J’ai répété sans cesse que tout arrive pour une raison, jusqu’à ce que je réalise : il n’est pas nécessaire d’être toujours bien. Il fut un temps où je disais presque machinalement « tout arrive pour une raison ». Quand quelque chose faisait mal ou qu’une perte survenait, je sortais mon moi irrémédiablement optimiste pour soutenir ces histoires avec cette phrase.
Cela sonnait bien, semblait rassurant et surtout : ça aidait à éviter les émotions désagréables. Le problème est arrivé quand j’ai compris que certaines circonstances ne dépendent tout simplement pas de nous. Dans ces moments, insister pour rester positif fait souvent plus de mal que de laisser un peu de place à la négativité.

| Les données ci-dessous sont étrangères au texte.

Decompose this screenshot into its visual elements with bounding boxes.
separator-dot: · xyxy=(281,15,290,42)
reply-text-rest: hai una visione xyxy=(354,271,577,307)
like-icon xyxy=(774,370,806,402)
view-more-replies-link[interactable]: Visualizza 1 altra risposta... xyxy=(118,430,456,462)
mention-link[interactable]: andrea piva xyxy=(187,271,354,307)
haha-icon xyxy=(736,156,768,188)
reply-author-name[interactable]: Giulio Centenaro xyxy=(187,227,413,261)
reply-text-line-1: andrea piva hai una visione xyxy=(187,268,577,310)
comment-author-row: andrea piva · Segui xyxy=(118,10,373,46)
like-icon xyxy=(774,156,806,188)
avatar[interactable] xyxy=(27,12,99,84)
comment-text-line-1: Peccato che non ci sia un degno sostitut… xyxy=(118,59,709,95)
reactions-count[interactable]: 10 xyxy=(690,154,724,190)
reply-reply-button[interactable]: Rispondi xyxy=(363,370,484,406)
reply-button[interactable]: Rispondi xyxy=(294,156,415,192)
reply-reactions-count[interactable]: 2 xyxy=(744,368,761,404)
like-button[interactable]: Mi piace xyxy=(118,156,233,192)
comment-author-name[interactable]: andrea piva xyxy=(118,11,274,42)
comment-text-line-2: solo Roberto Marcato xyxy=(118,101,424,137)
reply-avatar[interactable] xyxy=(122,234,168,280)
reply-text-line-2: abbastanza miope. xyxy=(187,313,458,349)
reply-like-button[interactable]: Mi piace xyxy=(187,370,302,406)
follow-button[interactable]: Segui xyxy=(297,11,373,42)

Le message « reste positif » est partout. Dans les livres, les citations, sur les réseaux sociaux, dans les conversations entre amis. Comme si le but était de toujours tirer une leçon immédiate de chaque situation, de transformer chaque douleur en une signification inspirante. Et si ce n’est pas possible, on se sent comme si le problème venait de nous. Pourtant, souvent, le vrai souci n’est pas de ne pas voir le positif, mais de ne pas être encore prêt à y revenir…

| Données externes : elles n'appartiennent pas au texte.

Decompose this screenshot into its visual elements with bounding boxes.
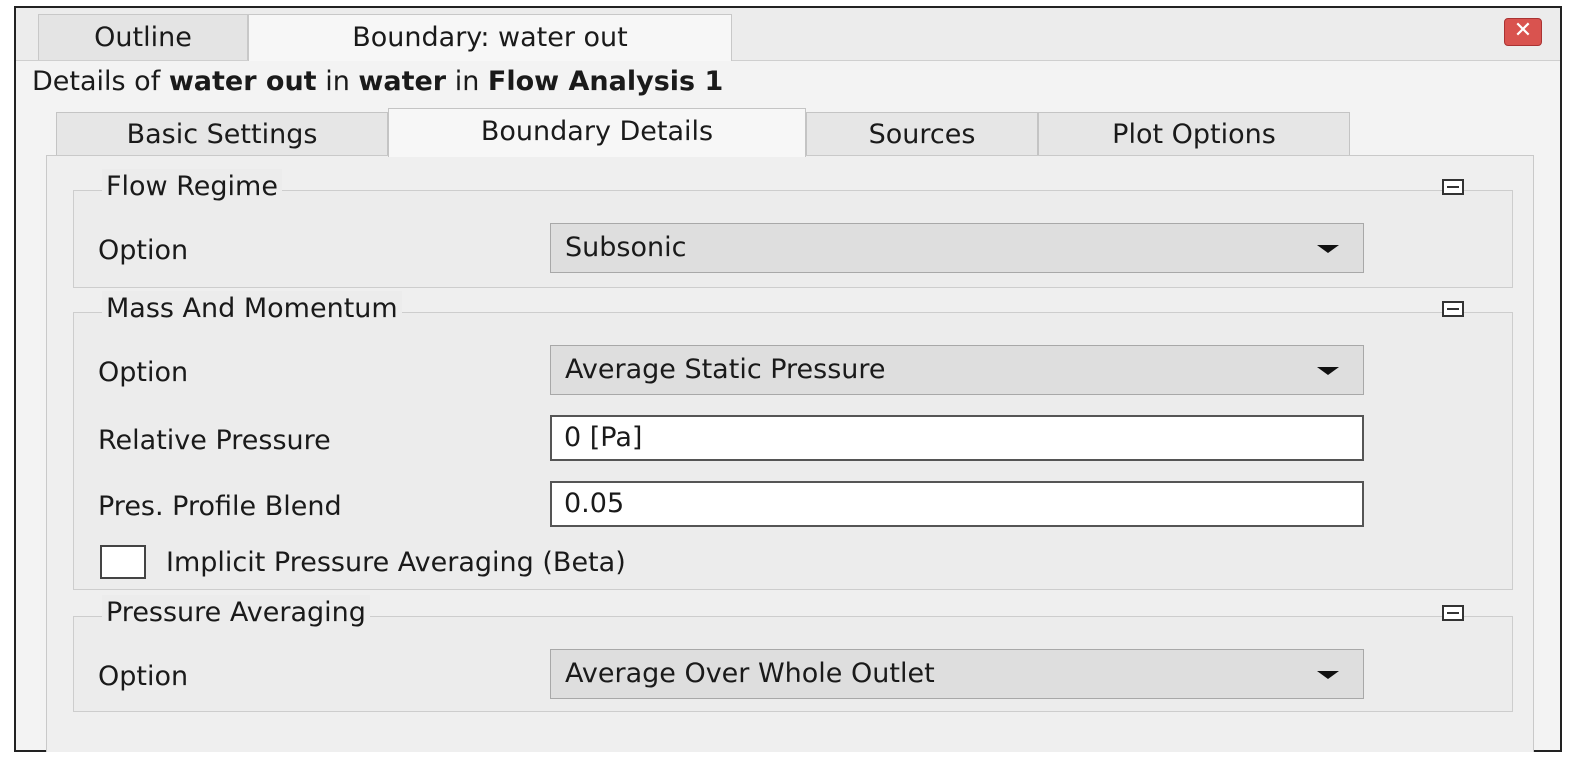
dropdown-arrow-icon (1317, 245, 1339, 253)
close-icon[interactable]: ✕ (1504, 18, 1542, 46)
pressure-averaging-option-value: Average Over Whole Outlet (565, 658, 935, 689)
pressure-averaging-option-label: Option (98, 661, 189, 692)
flow-regime-option-select[interactable]: Subsonic (550, 223, 1364, 273)
collapse-icon[interactable] (1442, 179, 1464, 195)
mass-momentum-group: Mass And Momentum Option Average Static … (73, 291, 1513, 590)
tab-boundary-details[interactable]: Boundary Details (388, 108, 806, 157)
details-in-1: in (325, 66, 350, 97)
tab-sources[interactable]: Sources (806, 112, 1038, 156)
dropdown-arrow-icon (1317, 367, 1339, 375)
implicit-pressure-averaging-label: Implicit Pressure Averaging (Beta) (166, 547, 626, 578)
relative-pressure-label: Relative Pressure (98, 425, 331, 456)
flow-regime-option-label: Option (98, 235, 189, 266)
pres-profile-blend-label: Pres. Profile Blend (98, 491, 342, 522)
details-prefix: Details of (32, 66, 161, 97)
details-header: Details of water out in water in Flow An… (32, 64, 723, 100)
collapse-icon[interactable] (1442, 605, 1464, 621)
tab-plot-options[interactable]: Plot Options (1038, 112, 1350, 156)
pressure-averaging-title: Pressure Averaging (102, 595, 370, 631)
collapse-icon[interactable] (1442, 301, 1464, 317)
details-in-2: in (454, 66, 480, 97)
details-object: water out (168, 66, 317, 97)
tab-basic-settings[interactable]: Basic Settings (56, 112, 388, 156)
boundary-details-content: Flow Regime Option Subsonic Mass And Mom… (46, 155, 1534, 752)
pressure-averaging-group: Pressure Averaging Option Average Over W… (73, 595, 1513, 712)
pres-profile-blend-input[interactable]: 0.05 (550, 481, 1364, 527)
tab-outline[interactable]: Outline (38, 14, 248, 60)
window-tab-bar: Outline Boundary: water out ✕ (16, 8, 1560, 61)
details-domain: water (358, 66, 447, 97)
mass-momentum-option-select[interactable]: Average Static Pressure (550, 345, 1364, 395)
mass-momentum-option-value: Average Static Pressure (565, 354, 886, 385)
tab-boundary-water-out[interactable]: Boundary: water out (248, 14, 732, 61)
mass-momentum-option-label: Option (98, 357, 189, 388)
flow-regime-option-value: Subsonic (565, 232, 687, 263)
details-panel: Outline Boundary: water out ✕ Details of… (14, 6, 1562, 752)
flow-regime-title: Flow Regime (102, 169, 282, 205)
details-tab-strip: Basic Settings Boundary Details Sources … (46, 108, 1546, 157)
pressure-averaging-option-select[interactable]: Average Over Whole Outlet (550, 649, 1364, 699)
details-analysis: Flow Analysis 1 (487, 66, 724, 97)
implicit-pressure-averaging-checkbox[interactable] (100, 545, 146, 579)
mass-momentum-title: Mass And Momentum (102, 291, 402, 327)
dropdown-arrow-icon (1317, 671, 1339, 679)
relative-pressure-input[interactable]: 0 [Pa] (550, 415, 1364, 461)
flow-regime-group: Flow Regime Option Subsonic (73, 169, 1513, 288)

Le décor obligatoire du bien-être
À un moment donné, j’ai réalisé que je ne faisais pas ça qu’avec moi-même, mais aussi avec les autres. Quand quelqu’un parlait de deuil, d’épuisement ou de peur, je cherchais automatiquement à réconforter, parce que que faire d’autre ? En plus, je suis naturellement une personne optimiste, irrémédiablement convaincue que des jours meilleurs suivent toujours les difficultés.
Mais j’ai aussi remarqué que la société traite les émotions négatives comme des choses gênantes qu’il faut vite faire disparaître avant qu’elles ne restent trop longtemps. (Et nous continuons à semer ces graines chez nos enfants…)

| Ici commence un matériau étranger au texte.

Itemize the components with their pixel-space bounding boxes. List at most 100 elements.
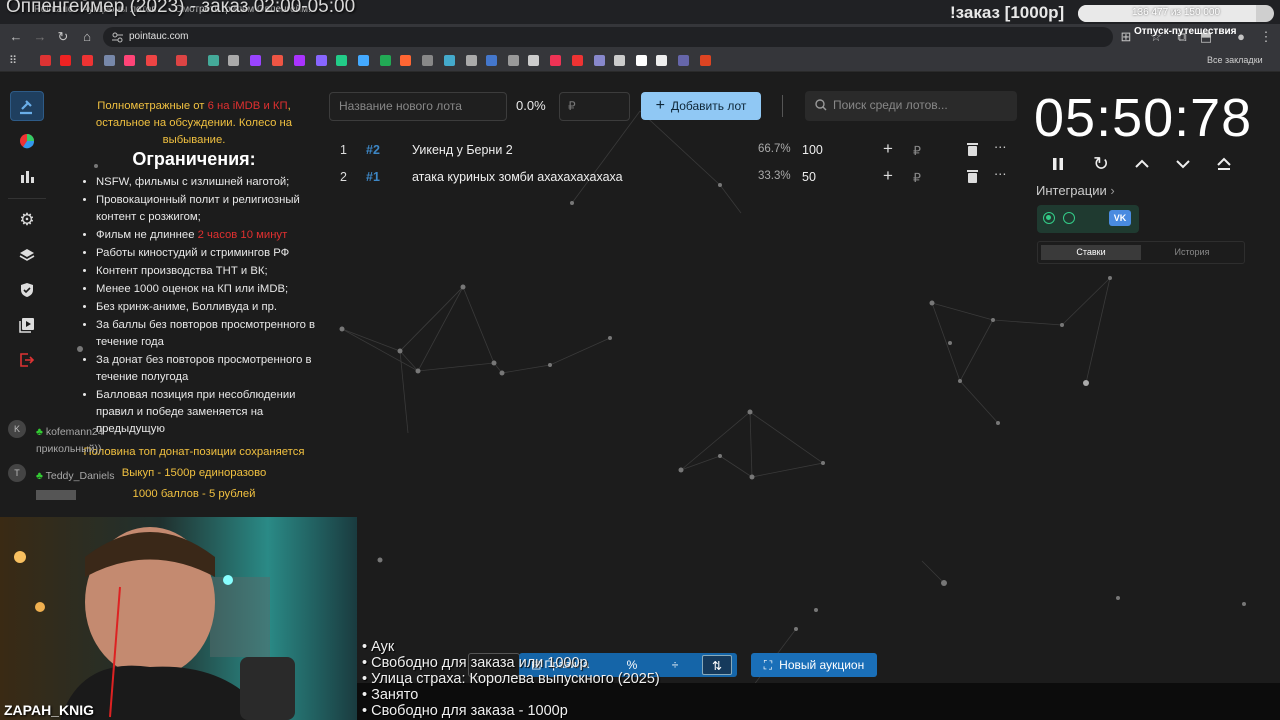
reset-button[interactable]: ↻ (1090, 153, 1112, 175)
bookmark-icon[interactable] (444, 55, 455, 66)
delete-icon[interactable] (966, 142, 979, 159)
nav-shield-button[interactable] (10, 275, 44, 305)
add-amount-icon[interactable]: + (883, 139, 893, 159)
bookmark-icon[interactable] (678, 55, 689, 66)
bookmark-icon[interactable] (614, 55, 625, 66)
rules-intro-text: Полнометражные от (97, 100, 208, 112)
add-lot-button[interactable]: + Добавить лот (641, 92, 761, 120)
nav-auction-button[interactable] (10, 91, 44, 121)
lot-amount[interactable]: 100 (802, 143, 823, 157)
apps-grid-icon[interactable]: ⠿ (5, 53, 21, 69)
nav-layers-button[interactable] (10, 240, 44, 270)
bookmark-icon[interactable] (208, 55, 219, 66)
lot-amount[interactable]: 50 (802, 170, 816, 184)
chat-emote (36, 490, 76, 500)
lot-index: 2 (340, 170, 347, 184)
bookmark-icon[interactable] (316, 55, 327, 66)
time-up-button[interactable] (1131, 153, 1153, 175)
bookmark-icon[interactable] (572, 55, 583, 66)
site-info-icon[interactable] (112, 32, 123, 43)
bookmark-icon[interactable] (656, 55, 667, 66)
sort-icon[interactable]: ⇅ (702, 655, 732, 675)
bookmark-icon[interactable] (466, 55, 477, 66)
bookmark-icon[interactable] (400, 55, 411, 66)
bookmark-icon[interactable] (104, 55, 115, 66)
home-icon[interactable]: ⌂ (79, 29, 95, 45)
more-options-icon[interactable]: ⋯ (994, 166, 1007, 181)
chevron-down-icon (1176, 160, 1190, 169)
pause-button[interactable] (1047, 153, 1069, 175)
more-options-icon[interactable]: ⋯ (994, 139, 1007, 154)
time-down-button[interactable] (1172, 153, 1194, 175)
forward-icon[interactable]: → (32, 29, 48, 45)
bookmark-icon[interactable] (422, 55, 433, 66)
url-field[interactable]: pointauc.com (103, 27, 1113, 47)
delete-icon[interactable] (966, 169, 979, 186)
lot-name[interactable]: атака куриных зомби ахахахахахаха (412, 170, 623, 184)
order-badge: !заказ [1000р] (950, 3, 1065, 22)
lot-name-input[interactable]: Название нового лота (329, 92, 507, 121)
mail-icon[interactable] (124, 55, 135, 66)
bookmark-icon[interactable] (272, 55, 283, 66)
new-auction-button[interactable]: ⛶ Новый аукцион (751, 653, 877, 677)
split-icon[interactable]: ÷ (660, 655, 690, 675)
lot-amount-input[interactable]: ₽ (559, 92, 630, 121)
bar-chart-icon (21, 171, 34, 183)
menu-dots-icon[interactable]: ⋮ (1258, 29, 1274, 45)
reload-icon[interactable]: ↻ (55, 29, 71, 45)
search-placeholder: Поиск среди лотов... (833, 98, 948, 112)
lot-currency: ₽ (913, 171, 921, 185)
bookmark-icon[interactable] (380, 55, 391, 66)
url-text: pointauc.com (129, 31, 189, 42)
bookmark-icon[interactable] (528, 55, 539, 66)
nav-logout-button[interactable] (10, 345, 44, 375)
gmail-icon[interactable] (146, 55, 157, 66)
add-lot-label: Добавить лот (670, 99, 747, 113)
bookmark-icon[interactable] (594, 55, 605, 66)
integrations-toggle[interactable]: Интеграции › (1036, 183, 1115, 198)
lot-row[interactable]: 2 #1 атака куриных зомби ахахахахахаха 3… (330, 165, 1010, 191)
profile-avatar[interactable]: ● (1233, 29, 1249, 45)
bookmark-icon[interactable] (700, 55, 711, 66)
bets-history-tabs: Ставки История (1037, 241, 1245, 264)
vk-icon[interactable]: VK (1109, 210, 1131, 226)
all-bookmarks[interactable]: Все закладки (1207, 55, 1263, 65)
bookmark-icon[interactable] (636, 55, 647, 66)
lot-row[interactable]: 1 #2 Уикенд у Берни 2 66.7% 100 + ₽ ⋯ (330, 138, 1010, 164)
tab-bets[interactable]: Ставки (1041, 245, 1141, 260)
lot-name[interactable]: Уикенд у Берни 2 (412, 143, 513, 157)
nav-video-button[interactable] (10, 310, 44, 340)
bookmark-icon[interactable] (508, 55, 519, 66)
rule-item: Контент производства ТНТ и ВК; (96, 263, 318, 280)
add-amount-icon[interactable]: + (883, 166, 893, 186)
bookmark-icon[interactable] (82, 55, 93, 66)
rules-intro: Полнометражные от 6 на iMDB и КП, осталь… (70, 98, 318, 149)
tab-history[interactable]: История (1142, 245, 1242, 260)
nav-stats-button[interactable] (10, 161, 44, 191)
nav-wheel-button[interactable] (10, 126, 44, 156)
lot-percent: 33.3% (758, 170, 791, 182)
vk-bookmark-icon[interactable] (486, 55, 497, 66)
bookmark-icon[interactable] (228, 55, 239, 66)
integration-status-icon[interactable] (1063, 212, 1075, 224)
integration-status-icon[interactable] (1043, 212, 1055, 224)
nav-settings-button[interactable]: ⚙ (10, 205, 44, 235)
lot-id: #1 (366, 170, 380, 184)
back-icon[interactable]: ← (8, 29, 24, 45)
twitch-icon[interactable] (250, 55, 261, 66)
translate-icon[interactable]: ⊞ (1118, 29, 1134, 45)
eject-button[interactable] (1213, 153, 1235, 175)
rule-item: Балловая позиция при несоблюдении правил… (96, 387, 318, 438)
bookmark-icon[interactable] (550, 55, 561, 66)
logout-icon (20, 353, 35, 367)
lot-search-input[interactable]: Поиск среди лотов... (805, 91, 1017, 121)
plus-icon: + (655, 97, 665, 114)
bookmark-icon[interactable] (40, 55, 51, 66)
toolbar-divider (782, 95, 783, 117)
bookmark-icon[interactable] (294, 55, 305, 66)
youtube-icon[interactable] (60, 55, 71, 66)
bookmark-icon[interactable] (358, 55, 369, 66)
bookmark-icon[interactable] (336, 55, 347, 66)
gmail-icon[interactable] (176, 55, 187, 66)
search-icon (815, 99, 827, 111)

Pourtant, la tristesse n’est pas une erreur, la colère n’est pas un échec, l’anxiété n’est pas une faiblesse : ce sont des réactions naturelles, des signaux qui nous disent que quelque chose d’important s’est passé. Quand on insiste pour rester positif, on étouffe ces signaux – et en même temps, on s’étouffe soi-même. Dans ces cas, « tout arrive pour une raison » n’est pas un soutien, mais un refus, une phrase qui ferme la porte à la connaissance de soi avant même qu’elle ne commence.

Toute douleur ne cherche pas à nous enseigner
J’ai longtemps cru que chaque difficulté avait un sens, qu’il suffisait de le trouver. Aujourd’hui, je suis plus prudente. Même si je pense qu’il vaut la peine d’examiner chaque blocage sous tous les angles possibles, je ressens que toutes les pertes ne veulent pas forcément nous apprendre quelque chose, et toutes les épreuves ne nous rendent pas forcément meilleurs. Certaines choses font simplement mal et sont injustes, et c’est une raison suffisante pour se sentir mal.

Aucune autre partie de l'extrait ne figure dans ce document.